I nie ma się czemu dziwić, bo to nie tylko wyjątkowe auto, lecz także samochód, który w dalszym ciągu daje mnóstwo frajdy z jazdy. Wypływa ona zarówno z racji dynamicznego silnika, jak i dobrego prowadzenia. Przy okazji to nadal praktyczny kompakt, którym można się wybrać z rodziną w dalszą podróż, tym bardziej że oprócz 3-drzwiowej wersji była również odmiana 5-drzwiowa. W tej drugiej postaci auto jest obecnie bardziej cenione (podobnie jak limitowana seria Pirelli GTI), ponieważ została wyprodukowana w mniejszej liczbie egzemplarzy.
Podczas poszukiwania Volkswagena Golfa I GTI trzeba się uzbroić w cierpliwość. Zadbanych lub profesjonalnie odnowionych egzemplarzy jest niewiele. Tymi, które znajdziemy na naszych aukcjach internetowych, przeważnie nie warto się interesować, bo są w złym stanie technicznym. Na sztuki godne uwagi można liczyć głównie po skontaktowaniu się z członkami klubów zrzeszających właścicieli tych aut. W dodatku najlepiej porozumieć się z klubowiczami z Niemiec, przy czym na kupno tego samochodu w dobrym stanie trzeba naszykować co najmniej 10 tys. euro. Odmiana 5-drzwiowa czy Pirelli potrafią kosztować jeszcze więcej. W dodatku ceny Golfa I GTI cały czas mają tendencję wzrostową.

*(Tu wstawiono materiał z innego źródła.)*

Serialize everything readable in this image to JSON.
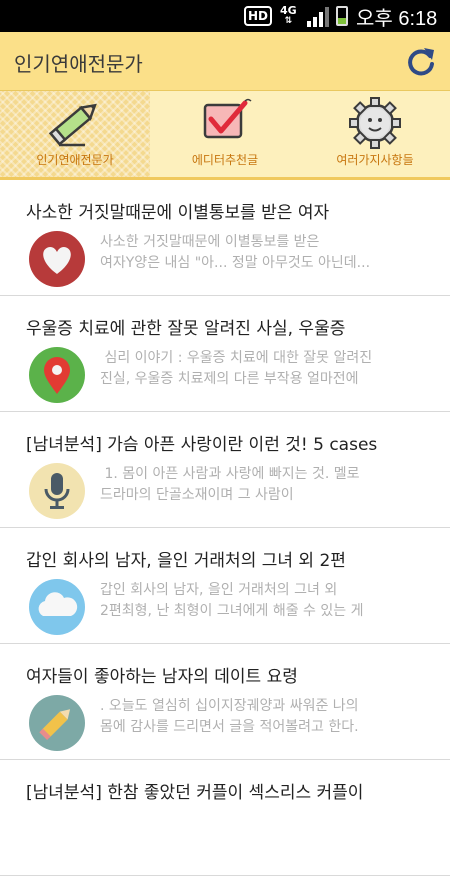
{
  "status_bar": {
    "hd": "HD",
    "network": "4G",
    "time": "오후 6:18"
  },
  "header": {
    "title": "인기연애전문가",
    "refresh_icon": "refresh-icon"
  },
  "tabs": [
    {
      "label": "인기연애전문가",
      "icon": "pencil-icon",
      "active": true
    },
    {
      "label": "에디터추천글",
      "icon": "checkmark-icon",
      "active": false
    },
    {
      "label": "여러가지사항들",
      "icon": "gear-face-icon",
      "active": false
    }
  ],
  "articles": [
    {
      "title": "사소한 거짓말때문에 이별통보를 받은 여자",
      "summary": "사소한 거짓말때문에 이별통보를 받은\n여자Y양은 내심 \"아... 정말 아무것도 아닌데...",
      "icon": "heart-icon"
    },
    {
      "title": "우울증 치료에 관한 잘못 알려진 사실, 우울증",
      "summary": " 심리 이야기 : 우울증 치료에 대한 잘못 알려진\n진실, 우울증 치료제의 다른 부작용 얼마전에",
      "icon": "map-pin-icon"
    },
    {
      "title": "[남녀분석] 가슴 아픈 사랑이란 이런 것! 5 cases",
      "summary": " 1. 몸이 아픈 사람과 사랑에 빠지는 것. 멜로\n드라마의 단골소재이며 그 사람이",
      "icon": "microphone-icon"
    },
    {
      "title": "갑인 회사의 남자, 을인 거래처의 그녀 외 2편",
      "summary": "갑인 회사의 남자, 을인 거래처의 그녀 외\n2편최형, 난 최형이 그녀에게 해줄 수 있는 게",
      "icon": "cloud-icon"
    },
    {
      "title": "여자들이 좋아하는 남자의 데이트 요령",
      "summary": ". 오늘도 열심히 십이지장궤양과 싸워준 나의\n몸에 감사를 드리면서 글을 적어볼려고 한다.",
      "icon": "pencil-circle-icon"
    },
    {
      "title": "[남녀분석] 한참 좋았던 커플이 섹스리스 커플이",
      "summary": "",
      "icon": ""
    }
  ],
  "colors": {
    "header_bg": "#fbe089",
    "tabbar_bg": "#fdf0bd",
    "tab_label": "#c7760f",
    "summary_text": "#b0b0b0"
  }
}
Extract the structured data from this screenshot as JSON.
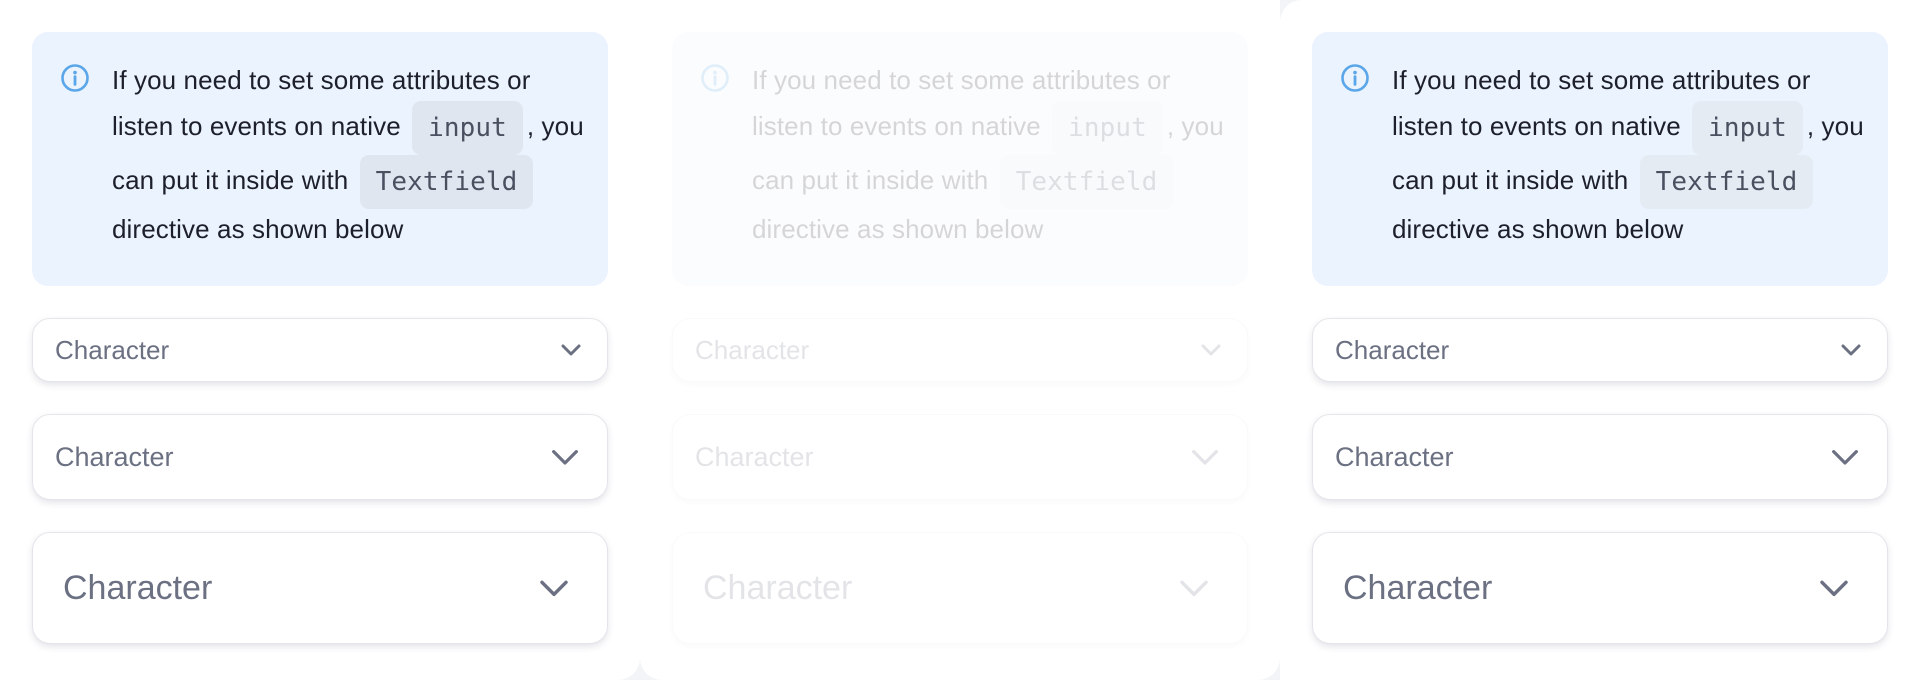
{
  "colors": {
    "alert_background": "#eaf3fe",
    "info_icon": "#5aa6e8",
    "code_background": "#dfe6ef",
    "select_text": "#6b7082",
    "page_background": "#f3f4f7"
  },
  "panels": [
    {
      "state": "default",
      "alert": {
        "icon": "info-circle-icon",
        "text_1": "If you need to set some attributes or listen to events on native",
        "code_1": "input",
        "text_2": ", you can put it inside with",
        "code_2": "Textfield",
        "text_3": "directive as shown below"
      },
      "selects": [
        {
          "size": "small",
          "placeholder": "Character",
          "icon": "chevron-down-icon"
        },
        {
          "size": "medium",
          "placeholder": "Character",
          "icon": "chevron-down-icon"
        },
        {
          "size": "large",
          "placeholder": "Character",
          "icon": "chevron-down-icon"
        }
      ]
    },
    {
      "state": "disabled",
      "alert": {
        "icon": "info-circle-icon",
        "text_1": "If you need to set some attributes or listen to events on native",
        "code_1": "input",
        "text_2": ", you can put it inside with",
        "code_2": "Textfield",
        "text_3": "directive as shown below"
      },
      "selects": [
        {
          "size": "small",
          "placeholder": "Character",
          "icon": "chevron-down-icon"
        },
        {
          "size": "medium",
          "placeholder": "Character",
          "icon": "chevron-down-icon"
        },
        {
          "size": "large",
          "placeholder": "Character",
          "icon": "chevron-down-icon"
        }
      ]
    },
    {
      "state": "default",
      "alert": {
        "icon": "info-circle-icon",
        "text_1": "If you need to set some attributes or listen to events on native",
        "code_1": "input",
        "text_2": ", you can put it inside with",
        "code_2": "Textfield",
        "text_3": "directive as shown below"
      },
      "selects": [
        {
          "size": "small",
          "placeholder": "Character",
          "icon": "chevron-down-icon"
        },
        {
          "size": "medium",
          "placeholder": "Character",
          "icon": "chevron-down-icon"
        },
        {
          "size": "large",
          "placeholder": "Character",
          "icon": "chevron-down-icon"
        }
      ]
    }
  ]
}
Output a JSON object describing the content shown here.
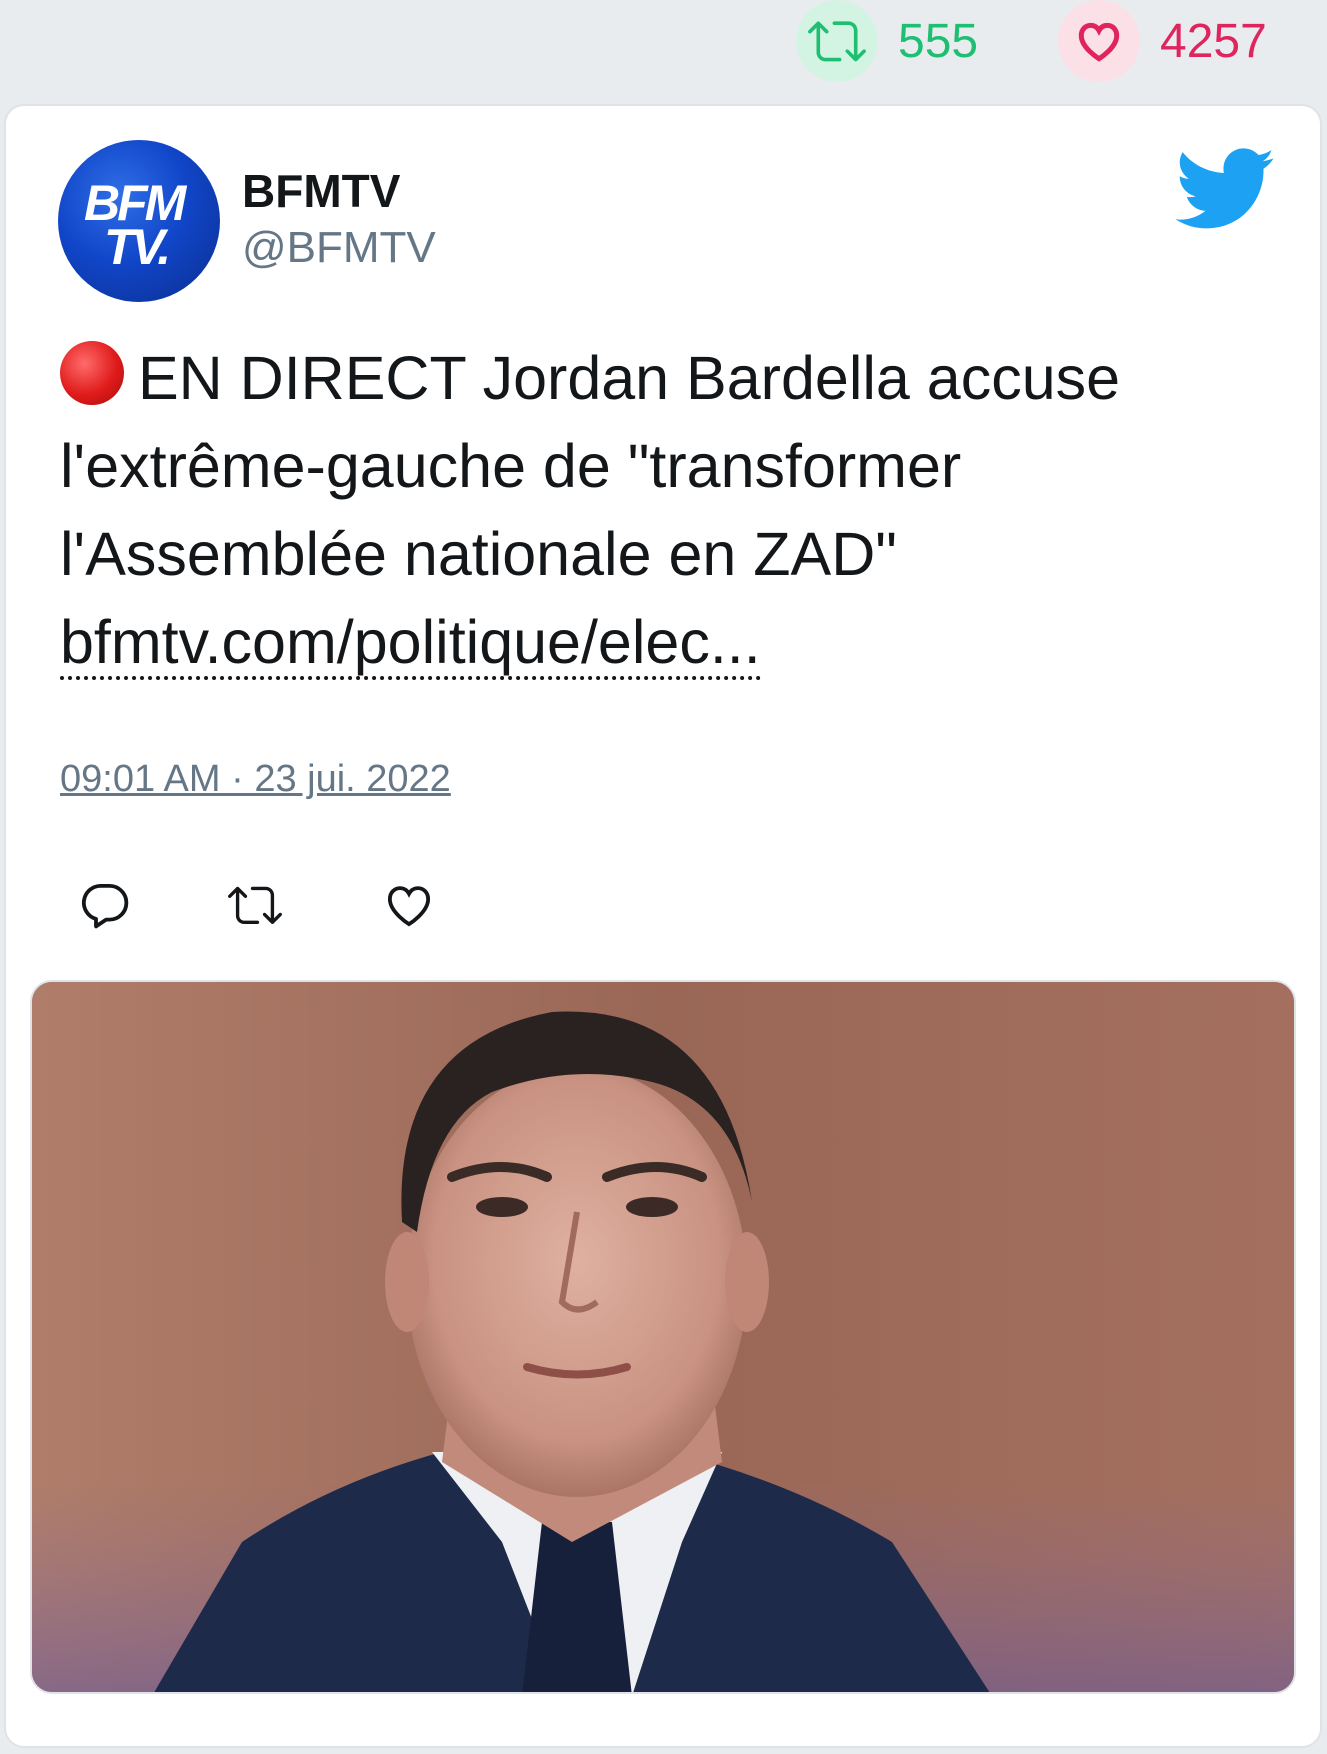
{
  "stats": {
    "retweets": "555",
    "likes": "4257",
    "retweet_color": "#1fbf73",
    "like_color": "#e0245e"
  },
  "tweet": {
    "author_name": "BFMTV",
    "author_handle": "@BFMTV",
    "avatar_text_line1": "BFM",
    "avatar_text_line2": "TV.",
    "icon": "red-circle-emoji",
    "text": "EN DIRECT Jordan Bardella accuse l'extrême-gauche de \"transformer l'Assemblée nationale en ZAD\"",
    "link": "bfmtv.com/politique/elec...",
    "timestamp": "09:01 AM · 23 jui. 2022",
    "brand_color": "#1da1f2"
  },
  "actions": [
    "reply-icon",
    "retweet-icon",
    "like-icon"
  ],
  "media": {
    "type": "photo"
  }
}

Niestety, mocny silnik i prestiżowy charakter nie pozbawiły GTI wad znanych ze słabszych odmian Golfa. Największym wrogiem pojazdu jest rdza. Można ją znaleźć przy górnych rantach błotników, w miejscu mocowania teleskopów, na ramie przedniej szyby, w okolicy klapki wlewu paliwa, na rantach drzwi, na nadkolach czy na tylnym pasie – czyli wszędzie. Silnik okazuje się trwały i nawet przebiegi rzędu 200 tys. km nie robią na nim wrażenia. Niemniej zdarzają się wypalone uszczelki pod głowicą; objawem tej awarii są niebieskie spaliny. Do naturalnych (w tym wieku) należą uszkodzenia wtrysku paliwa K-Jetronic.
Znalezienie elementów pasujących od słabszych wersji nie powinno być problematyczne, ale podzespoły typowe dla GTI to już kłopot (np. grill z czerwoną obwódką). Na długie poszukiwania trzeba się nastawić także, jeżeli potrzebne będą elementy wnętrza.